Recently, one paper on language-based person search is accepted by
the journal IEEE TIP. The full name of IEEE TIP is Transactions on Image
Processing, which is an international journal on computer vision and image
processing with an impact factor of 6.79 announced in 2020. The paper
information is as follow:
Yucheng Chen, Rui Huang, Hong Chang, Chuanqi Tan, Tao Xue and
Bingpeng Ma. “Cross-Modal Knowledge Adaptation for Language-Based Person Search”,
IEEE Transactions on Image Processing (TIP), 2021. (Accepted)

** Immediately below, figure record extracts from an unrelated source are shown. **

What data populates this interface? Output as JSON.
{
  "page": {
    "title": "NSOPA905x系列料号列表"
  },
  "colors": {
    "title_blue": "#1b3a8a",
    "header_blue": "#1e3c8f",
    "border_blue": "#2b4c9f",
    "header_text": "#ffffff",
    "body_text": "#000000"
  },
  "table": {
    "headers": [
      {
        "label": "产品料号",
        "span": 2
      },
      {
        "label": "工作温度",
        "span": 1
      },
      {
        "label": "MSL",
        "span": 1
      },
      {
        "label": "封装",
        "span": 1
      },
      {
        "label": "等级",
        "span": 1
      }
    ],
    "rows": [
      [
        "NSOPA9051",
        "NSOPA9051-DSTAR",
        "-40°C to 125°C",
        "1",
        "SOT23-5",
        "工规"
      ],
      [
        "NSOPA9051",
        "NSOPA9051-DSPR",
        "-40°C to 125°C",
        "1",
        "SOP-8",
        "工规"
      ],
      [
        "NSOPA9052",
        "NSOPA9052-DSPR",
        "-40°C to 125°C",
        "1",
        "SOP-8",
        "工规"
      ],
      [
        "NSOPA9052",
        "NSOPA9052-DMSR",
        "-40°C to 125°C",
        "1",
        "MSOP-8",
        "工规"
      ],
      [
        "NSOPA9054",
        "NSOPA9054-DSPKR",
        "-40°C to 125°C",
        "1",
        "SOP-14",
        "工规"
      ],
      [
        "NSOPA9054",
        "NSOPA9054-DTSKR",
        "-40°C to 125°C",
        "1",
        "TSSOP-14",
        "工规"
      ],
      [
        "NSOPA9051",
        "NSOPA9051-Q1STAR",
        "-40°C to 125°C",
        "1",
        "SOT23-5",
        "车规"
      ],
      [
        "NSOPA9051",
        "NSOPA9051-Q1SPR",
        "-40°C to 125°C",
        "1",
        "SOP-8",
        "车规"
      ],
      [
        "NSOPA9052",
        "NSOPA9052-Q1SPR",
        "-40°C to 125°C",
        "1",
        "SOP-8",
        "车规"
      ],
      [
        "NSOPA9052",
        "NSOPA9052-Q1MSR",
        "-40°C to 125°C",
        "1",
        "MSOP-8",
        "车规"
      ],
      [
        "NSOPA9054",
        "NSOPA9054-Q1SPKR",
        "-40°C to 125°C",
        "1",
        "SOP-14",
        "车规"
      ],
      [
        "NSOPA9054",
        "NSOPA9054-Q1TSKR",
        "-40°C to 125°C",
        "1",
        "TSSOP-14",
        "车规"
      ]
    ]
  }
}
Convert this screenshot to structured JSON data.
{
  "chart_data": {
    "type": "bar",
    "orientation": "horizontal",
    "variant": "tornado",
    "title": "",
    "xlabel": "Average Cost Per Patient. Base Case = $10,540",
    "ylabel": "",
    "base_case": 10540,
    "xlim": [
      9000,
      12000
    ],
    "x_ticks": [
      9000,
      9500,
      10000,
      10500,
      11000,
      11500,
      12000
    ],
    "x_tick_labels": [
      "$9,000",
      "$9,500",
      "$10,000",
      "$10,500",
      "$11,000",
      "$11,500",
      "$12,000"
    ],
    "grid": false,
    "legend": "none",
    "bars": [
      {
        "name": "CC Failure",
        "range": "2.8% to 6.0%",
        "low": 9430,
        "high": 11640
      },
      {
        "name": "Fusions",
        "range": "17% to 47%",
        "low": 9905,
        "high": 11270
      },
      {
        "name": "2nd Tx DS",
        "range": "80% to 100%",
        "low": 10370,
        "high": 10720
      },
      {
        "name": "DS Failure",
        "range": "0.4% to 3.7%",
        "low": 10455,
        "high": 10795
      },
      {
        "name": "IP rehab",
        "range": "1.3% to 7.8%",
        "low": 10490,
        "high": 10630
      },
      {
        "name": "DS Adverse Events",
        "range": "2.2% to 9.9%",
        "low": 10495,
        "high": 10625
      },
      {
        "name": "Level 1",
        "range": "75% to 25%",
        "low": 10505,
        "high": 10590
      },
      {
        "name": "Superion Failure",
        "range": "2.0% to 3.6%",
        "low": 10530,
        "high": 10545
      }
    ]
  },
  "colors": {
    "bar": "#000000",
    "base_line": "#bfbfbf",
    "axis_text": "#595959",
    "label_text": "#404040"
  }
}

Language-based person search is a challenging
retrieval task. The inconsistent representation of different modalities makes
it difficult to directly measure the similarity between visual images and
textual descriptions. The common representation learning methods have achieved
certain success on this task. Most of the common representation learning
methods project image features and text features into a shared space in an
equal manner. However, the information contained in an image and a text is not
equal. Since text provides a description of the person in an image, it
summarizes partial image information. In other words, images contain
image-specific information that is rarely described by texts. Unequal amount of
information of image and text will result in redundancy of image information
and difficulty in aligning features across different modalities. Image-specific
information may also be detrimental to the learning of image representation.
Considering that text can be used to guide image features to enrich them with
important person details while avoiding the interference of image-specific
information, in this paper, we propose a method named Cross-Modal Knowledge
Adaptation (CMKA). Specially, text-to-image guidance is obtained at different
levels: individuals, lists, and classes. By combining these levels of knowledge
adaptation, the image-specific information is suppressed, and the common space
of image and text is better constructed. The overall framework of CMKA is as
follows:
In summary, the main contributions of this work include: 1) A cross-modal
knowledge adaptation method is proposed. By combining different levels of
knowledge adaptation, the information between modalities is balanced and more
textual-visual correspondences are learned; 2) The effectiveness of CMKA is
verified on the language-based person search dataset; 3) The effectiveness of CMKA
is verified on the different retrieval tasks (including image-text
bi-directional retrieval and image-to-text re-ID).